If you look at your task manager while executing the job, is the java.exe process taking a lot of memory? Also if you have your statistics enabled, how much data are you loading before reaching the Memory issue?
Also, is your excel file local or on a shared drive?
Is the Teradata Db easily accessible or through a bunch of firewalls?
You could try one thing:
1- Load the Excel into a csv file (tFileOutputDelimited).
|
|
OnSubjobOK
|
|
V
2- Load the csv file into Teradata.
Adding an additional step might help you.
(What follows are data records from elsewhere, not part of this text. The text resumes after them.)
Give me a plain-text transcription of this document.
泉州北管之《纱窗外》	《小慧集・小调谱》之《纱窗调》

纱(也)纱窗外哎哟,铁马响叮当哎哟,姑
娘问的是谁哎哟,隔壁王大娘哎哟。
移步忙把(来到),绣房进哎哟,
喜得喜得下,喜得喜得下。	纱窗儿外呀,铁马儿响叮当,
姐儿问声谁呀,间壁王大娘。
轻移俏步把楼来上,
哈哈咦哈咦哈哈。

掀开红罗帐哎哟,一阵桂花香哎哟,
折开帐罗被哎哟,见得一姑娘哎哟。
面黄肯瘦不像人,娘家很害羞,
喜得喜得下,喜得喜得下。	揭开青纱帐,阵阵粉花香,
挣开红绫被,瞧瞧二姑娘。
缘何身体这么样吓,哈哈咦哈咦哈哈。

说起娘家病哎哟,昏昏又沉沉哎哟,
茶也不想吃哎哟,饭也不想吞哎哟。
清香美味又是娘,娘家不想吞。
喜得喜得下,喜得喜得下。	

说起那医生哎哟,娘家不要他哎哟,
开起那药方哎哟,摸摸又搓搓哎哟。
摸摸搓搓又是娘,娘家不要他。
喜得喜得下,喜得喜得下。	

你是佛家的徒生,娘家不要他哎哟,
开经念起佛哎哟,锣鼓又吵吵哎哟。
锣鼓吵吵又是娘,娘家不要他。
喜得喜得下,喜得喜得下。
I don't have the Use specific JVM arguments checked. With 4GB of RAM should I check it and use Xms64M, Xmx1024?
Statistics is checked
Save Job before execution is checked
Exec time is checked
Clear before run is checked
If you look at your task manager while executing the job, is the java.exe process taking a lot of memory? Also if you have your statistics enabled, how much data are you loading before reaching the Memory issue?
Also, is your excel file local or on a shared drive?
Is the Teradata Db easily accessible or through a bunch of firewalls?
You could try one thing:
1- Load the Excel into a csv file (tFileOutputDelimited).
|
|
OnSubjobOK
|
|
V
2- Load the csv file into Teradata.
Adding an additional step might help you.